Let us denote solution to the equation
$$(x+a)^{x+a}=x^{x+2a}$$
with $X_a$.
($a$ is a non-zero real number)
Prove that:
$$\lim_ {a \to 0} X_a = e$$
This is something that I noticed while making numerical experiments for another problem. The statement looks interesting, I couldn't find anything close to it on the internet. I don't have the idea how to prove it, but numerical methods confirm the statement.
On
This might not be rigorous, but note that one has $$(x+a)^x=x^{x+a}\Rightarrow x\ln(x+a)=(x+a)\ln x\Rightarrow \frac{\ln(x+a)}{x+a}=\frac{\ln x}{x}.$$
Then, let $f(x)=\frac{\ln x}{x}$. One has $f'(x)=0\iff x=e$, and considering the graph of $y=f(x)$ should give you the answer.
On
Rewriting the equation to $(1+\frac{a}{x})^{x+a}=x^a$ and taking $\ln$, we have $(x+a) \ln(1+\frac{a}{x})=a\ln x$. Assuming that $X_a$ is bounded for $a$ from some neighbrhood of $0$, we take the Taylor approximation for small $a$ of the left hand side: $$ (X_a+a) (\frac{a}{X_a}+o(a))=a\ln X_a $$ and $$ a+o(a) = a\ln X_a $$ which yields $\ln X_a=1$.
On
If $a$ is small, a first order Taylor expansion built at $a=0$ gives $$(x+a)^{x+a}-x^{x+2a}=-a\, x^x\, \big(\log (x)-1\big)+O\left(a^2\right)$$ Do you think that this is sufficient to prove that $$\lim_ {a \to 0} X_a = e$$
Another way is starting from zoli's answer $$\frac{(x+a)\log(x+a)-x\log(x)}{a}=2\log(x)$$ and expand the lhs as a Taylor series built at $a=0$ gives $$(\log (x)+1)+\frac{a}{2 x}+O\left(a^2\right)\approx 2\log(x)$$ that is to say $$\frac{a}{2 x}-\log (x)+1\approx 0$$ and the solution of what would be the equation is $$x\approx \frac{a}{2 W\left(\frac{a}{2 e}\right)}=e+\frac{a}{2}-\frac{a^2}{8 e}+O\left(a^3\right)$$ where appears once more Lambert function.
Edit
What could be amazing when knowing the answer is to write $$x=e+\sum_{i=1}^\infty \alpha_i a^i$$ and to expand the equation around $a=0$. For the first terms, we have $$x=e+\frac{a}{2}-\frac{7 a^2}{24 e}+\frac{a^3}{3 e^2}+O\left(a^4\right)$$ For example, for $a=1$ this approximation gives $x\approx 3.15610$ while the rigourous solution should be $x\approx 3.14104$
Taking the logarithm of both sides of $$(x+a)^{x+a}=x^{x+2a}$$ we get
$$(x+a)\ln(x+a)=x\ln(x)+2a\ln(x)$$
or $$\frac{(x+a)\ln(x+a)-x\ln(x)}{a}=2\ln(x). \tag 1$$ The left hand side tends to $\frac{d(x\ln(x))}{dx}=\ln(x)+1$ if $a$ tends to zero.
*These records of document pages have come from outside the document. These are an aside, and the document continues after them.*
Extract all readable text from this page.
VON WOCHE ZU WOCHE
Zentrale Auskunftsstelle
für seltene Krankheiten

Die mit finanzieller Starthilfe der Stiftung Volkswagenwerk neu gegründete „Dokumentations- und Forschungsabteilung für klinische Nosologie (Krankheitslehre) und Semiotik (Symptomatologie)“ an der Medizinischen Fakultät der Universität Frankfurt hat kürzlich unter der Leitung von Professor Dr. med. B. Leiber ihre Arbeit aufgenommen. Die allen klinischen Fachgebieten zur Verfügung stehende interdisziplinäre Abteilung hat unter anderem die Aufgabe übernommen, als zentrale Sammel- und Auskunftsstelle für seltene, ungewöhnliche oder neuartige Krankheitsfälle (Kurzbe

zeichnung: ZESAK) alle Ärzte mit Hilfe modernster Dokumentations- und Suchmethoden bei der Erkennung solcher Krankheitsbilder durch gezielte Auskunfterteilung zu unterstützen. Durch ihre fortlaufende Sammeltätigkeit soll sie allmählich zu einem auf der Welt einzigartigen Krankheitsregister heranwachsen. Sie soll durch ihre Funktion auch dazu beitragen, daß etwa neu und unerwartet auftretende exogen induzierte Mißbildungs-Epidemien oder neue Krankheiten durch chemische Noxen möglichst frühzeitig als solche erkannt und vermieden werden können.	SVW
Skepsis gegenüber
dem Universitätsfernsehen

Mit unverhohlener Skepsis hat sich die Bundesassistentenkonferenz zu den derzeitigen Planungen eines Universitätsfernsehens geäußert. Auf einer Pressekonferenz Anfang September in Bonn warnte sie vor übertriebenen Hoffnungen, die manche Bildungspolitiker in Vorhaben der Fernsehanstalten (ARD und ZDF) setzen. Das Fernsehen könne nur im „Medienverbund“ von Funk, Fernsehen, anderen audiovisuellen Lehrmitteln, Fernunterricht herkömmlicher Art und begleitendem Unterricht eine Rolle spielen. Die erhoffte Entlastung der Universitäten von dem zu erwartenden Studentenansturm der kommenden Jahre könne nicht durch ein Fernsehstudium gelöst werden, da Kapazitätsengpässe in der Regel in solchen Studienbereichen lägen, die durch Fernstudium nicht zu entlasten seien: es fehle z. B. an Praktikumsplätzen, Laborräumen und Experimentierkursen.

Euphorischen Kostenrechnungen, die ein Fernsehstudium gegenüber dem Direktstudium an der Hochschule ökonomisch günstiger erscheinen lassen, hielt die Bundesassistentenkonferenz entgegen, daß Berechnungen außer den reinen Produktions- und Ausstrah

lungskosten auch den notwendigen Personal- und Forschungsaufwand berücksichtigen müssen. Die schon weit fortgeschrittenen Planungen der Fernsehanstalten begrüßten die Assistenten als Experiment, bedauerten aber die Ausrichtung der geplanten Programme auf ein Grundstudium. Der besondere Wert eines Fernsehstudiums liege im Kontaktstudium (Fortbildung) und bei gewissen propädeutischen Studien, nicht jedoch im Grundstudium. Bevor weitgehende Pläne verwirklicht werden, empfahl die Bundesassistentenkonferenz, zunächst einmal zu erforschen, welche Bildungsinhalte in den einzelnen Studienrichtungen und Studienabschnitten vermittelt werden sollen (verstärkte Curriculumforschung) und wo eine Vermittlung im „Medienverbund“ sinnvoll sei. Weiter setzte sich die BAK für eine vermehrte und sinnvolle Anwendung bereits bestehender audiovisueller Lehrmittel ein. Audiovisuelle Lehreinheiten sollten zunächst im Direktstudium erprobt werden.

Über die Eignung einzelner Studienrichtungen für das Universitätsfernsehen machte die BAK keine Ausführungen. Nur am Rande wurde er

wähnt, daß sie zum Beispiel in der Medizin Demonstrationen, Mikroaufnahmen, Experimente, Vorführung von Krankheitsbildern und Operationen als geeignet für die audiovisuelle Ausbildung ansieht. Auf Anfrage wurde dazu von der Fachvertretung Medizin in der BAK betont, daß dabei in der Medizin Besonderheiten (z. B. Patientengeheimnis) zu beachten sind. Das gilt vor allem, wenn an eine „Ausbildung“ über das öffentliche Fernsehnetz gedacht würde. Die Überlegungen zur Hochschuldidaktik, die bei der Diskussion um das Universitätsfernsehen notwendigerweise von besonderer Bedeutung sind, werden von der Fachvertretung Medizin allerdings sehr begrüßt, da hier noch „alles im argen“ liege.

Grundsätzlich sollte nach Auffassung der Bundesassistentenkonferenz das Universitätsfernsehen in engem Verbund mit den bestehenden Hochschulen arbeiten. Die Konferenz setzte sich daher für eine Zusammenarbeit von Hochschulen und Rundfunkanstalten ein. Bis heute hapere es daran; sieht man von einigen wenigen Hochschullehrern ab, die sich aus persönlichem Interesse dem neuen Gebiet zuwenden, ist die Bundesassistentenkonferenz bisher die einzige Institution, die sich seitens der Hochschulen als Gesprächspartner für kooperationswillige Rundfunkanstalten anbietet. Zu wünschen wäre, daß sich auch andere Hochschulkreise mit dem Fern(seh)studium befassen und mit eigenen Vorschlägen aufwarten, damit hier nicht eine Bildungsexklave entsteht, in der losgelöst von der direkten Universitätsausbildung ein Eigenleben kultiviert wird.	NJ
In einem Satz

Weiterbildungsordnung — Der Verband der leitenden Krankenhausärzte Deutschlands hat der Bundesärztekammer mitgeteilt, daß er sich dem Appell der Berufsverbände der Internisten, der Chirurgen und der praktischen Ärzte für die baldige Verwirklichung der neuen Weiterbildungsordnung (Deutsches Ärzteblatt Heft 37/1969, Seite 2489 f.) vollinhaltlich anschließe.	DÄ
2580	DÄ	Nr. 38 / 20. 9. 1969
The right hand side does not depend on $a$. That is,
$$\ln(x)+1=2\ln(x).$$
As a result, whatever the solution of the original equation is, it has to tend to $e$ if $a$ tends to zero.
EDITED
To be precise, let's start over again from $(1)$. First of all, make it clear that $x$ is a solution of $(1)$ and, as a result, it depends on $a$. Also Let's subtract $\ln(x_a)+1$ from both sides of $(1)$. Having taken the absolute value of both sides, we have now:
$$\left|\frac{(x_a+a)\ln(x_a+a)-x_a\ln(x_a)}{a}-(\ln(x_a)+1)\right|=|\ln(x_a)-1|.$$
For any $\delta>0$ and $\epsilon>0$ there exists an $a(\delta,\epsilon)$ such that $\epsilon>a(\delta,\epsilon)>0$ and $$|\ln(x_{a(\delta,\epsilon)})-1|<\delta.\tag 2$$
Now, assume that $$\lim\limits_{a\rightarrow 0}x_{a}=e+\xi,\tag 3$$ for a $|\xi|>0$. Since $\ln(x)$ is continuous at $e$, $(2)$ and $(3)$ are contradicting.